Mas essa evolução não pode ser imposta. Em relação ao grafite, diria
que, se institucionalizar, estraga. Ele tem o caráter de ser uma
expressão fundamentalmente livre. Associar o grafite ao hip hop, por
exemplo, pode induzir a uma leitura enganosa da proposta aberta dos
artistas de rua. O que não se pode admitir é a lei caduca (de 1998) que
coloca no mesmo saco a pichação e o grafite, taxando-o de “vandalismo”,
“depredação do patrimônio público” e “crime ambiental”.
ARede – Sem suportes “móveis”, como o grafite poderia circular? Pela internet?
Quartim – A arte contemporânea é efêmera por natureza e o grafite não
foge disso. O registro, seja com vídeo, fotográfico ou por meio das
novas tecnologias, é fundamental, sendo muitas vezes o próprio
resultado artístico a ser apresentado. Um bom exemplo é o artista
paulistano Alexandre Derion, que faz uma espécie de pré-grafite, ao
expor as fotos de suas intervenções urbanas em galerias. Tais imagens
trazem a relação entre o público passante e a obra “efêmera”. E que se
perpetua com o registro.
Da esq. para dir. DF Zulu, personagens, por Snupi, Ceilândia, 2006; Snupi, DF Zulu na 508 Sul; grafite de Onio, Asa Sul, 2005
ARede – Como medir a recepção dos grafites?
Quartim – Basta ligarmos a TV, para nos depararmos com imagens
associadas ao grafite. Na maior página de pesquisa da internet,
encontram-se 56,8 milhões de aparições da palavra “grafite”, para 12,6
milhões da palavra “igreja”, e 25,2 milhões, em “pintura”.
ARede – Que futuro se projeta para o grafite?

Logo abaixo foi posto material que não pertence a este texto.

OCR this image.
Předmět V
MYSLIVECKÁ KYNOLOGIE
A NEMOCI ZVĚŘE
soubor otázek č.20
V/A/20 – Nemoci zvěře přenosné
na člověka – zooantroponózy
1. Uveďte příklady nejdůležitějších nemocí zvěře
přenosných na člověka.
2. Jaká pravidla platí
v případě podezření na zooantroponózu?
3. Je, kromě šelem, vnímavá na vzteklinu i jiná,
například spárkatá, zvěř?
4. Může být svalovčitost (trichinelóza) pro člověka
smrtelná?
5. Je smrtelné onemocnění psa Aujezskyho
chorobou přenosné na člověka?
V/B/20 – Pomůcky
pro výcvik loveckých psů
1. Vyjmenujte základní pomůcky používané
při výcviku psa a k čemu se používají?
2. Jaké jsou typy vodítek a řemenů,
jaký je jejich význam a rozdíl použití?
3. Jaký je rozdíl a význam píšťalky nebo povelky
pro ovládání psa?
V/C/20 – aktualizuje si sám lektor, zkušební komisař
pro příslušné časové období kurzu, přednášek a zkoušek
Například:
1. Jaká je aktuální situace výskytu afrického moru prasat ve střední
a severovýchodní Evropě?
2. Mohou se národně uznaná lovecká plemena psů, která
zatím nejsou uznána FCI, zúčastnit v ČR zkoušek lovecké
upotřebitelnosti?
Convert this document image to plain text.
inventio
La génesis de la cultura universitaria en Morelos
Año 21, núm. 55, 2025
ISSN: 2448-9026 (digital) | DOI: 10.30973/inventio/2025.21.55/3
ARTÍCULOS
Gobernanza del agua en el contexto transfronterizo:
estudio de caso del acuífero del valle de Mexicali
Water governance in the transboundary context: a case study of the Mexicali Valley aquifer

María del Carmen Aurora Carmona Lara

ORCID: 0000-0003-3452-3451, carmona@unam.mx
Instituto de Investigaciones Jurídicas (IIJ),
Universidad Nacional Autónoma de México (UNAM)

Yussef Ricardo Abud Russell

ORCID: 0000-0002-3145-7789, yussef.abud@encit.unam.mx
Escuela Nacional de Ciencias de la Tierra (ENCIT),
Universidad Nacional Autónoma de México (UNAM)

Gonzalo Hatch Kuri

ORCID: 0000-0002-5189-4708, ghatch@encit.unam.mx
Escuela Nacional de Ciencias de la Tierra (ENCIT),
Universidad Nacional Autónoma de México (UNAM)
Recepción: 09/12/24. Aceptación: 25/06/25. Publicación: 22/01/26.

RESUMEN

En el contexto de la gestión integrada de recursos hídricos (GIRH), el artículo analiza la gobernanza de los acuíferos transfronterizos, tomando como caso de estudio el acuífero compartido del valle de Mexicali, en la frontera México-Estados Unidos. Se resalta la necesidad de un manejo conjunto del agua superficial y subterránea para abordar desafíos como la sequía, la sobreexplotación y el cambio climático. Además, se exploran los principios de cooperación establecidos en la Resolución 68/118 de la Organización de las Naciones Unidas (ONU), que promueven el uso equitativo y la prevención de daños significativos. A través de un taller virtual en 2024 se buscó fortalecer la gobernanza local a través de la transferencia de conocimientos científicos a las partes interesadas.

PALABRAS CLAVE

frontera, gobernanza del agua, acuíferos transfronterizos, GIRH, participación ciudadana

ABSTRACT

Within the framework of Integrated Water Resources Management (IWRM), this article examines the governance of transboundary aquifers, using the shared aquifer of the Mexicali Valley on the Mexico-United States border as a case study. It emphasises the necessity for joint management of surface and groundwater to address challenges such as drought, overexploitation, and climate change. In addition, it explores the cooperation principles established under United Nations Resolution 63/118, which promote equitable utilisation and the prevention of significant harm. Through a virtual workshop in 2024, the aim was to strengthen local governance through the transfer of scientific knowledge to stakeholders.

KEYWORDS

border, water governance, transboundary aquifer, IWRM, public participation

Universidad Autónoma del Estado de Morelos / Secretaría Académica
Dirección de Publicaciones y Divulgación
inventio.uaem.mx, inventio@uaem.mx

Quartim – O grafite, ou muralismo contemporâneo, como gosto de chamar,
tende a se desprender de movimentos e ideologias. Com isso, passa a ser
um ato estético, político ou não, com liberdade de linguagem; e
assimila teses regionais. Por mais que seja uma vertente artística
mundial, as apropriações culturais criam particularidades
interessantes, além de abrir o horizonte da arte para fora das
galerias, tornando-a mais próxima da vida. Virar a galeria do avesso e
iluminar as ruas com arte é motivador. Dilui-se a autoria, ela torna-se
coletiva, por estar em constante re-significação, com a participação
direta das comunidades. A obra deve se completar no olhar do outro.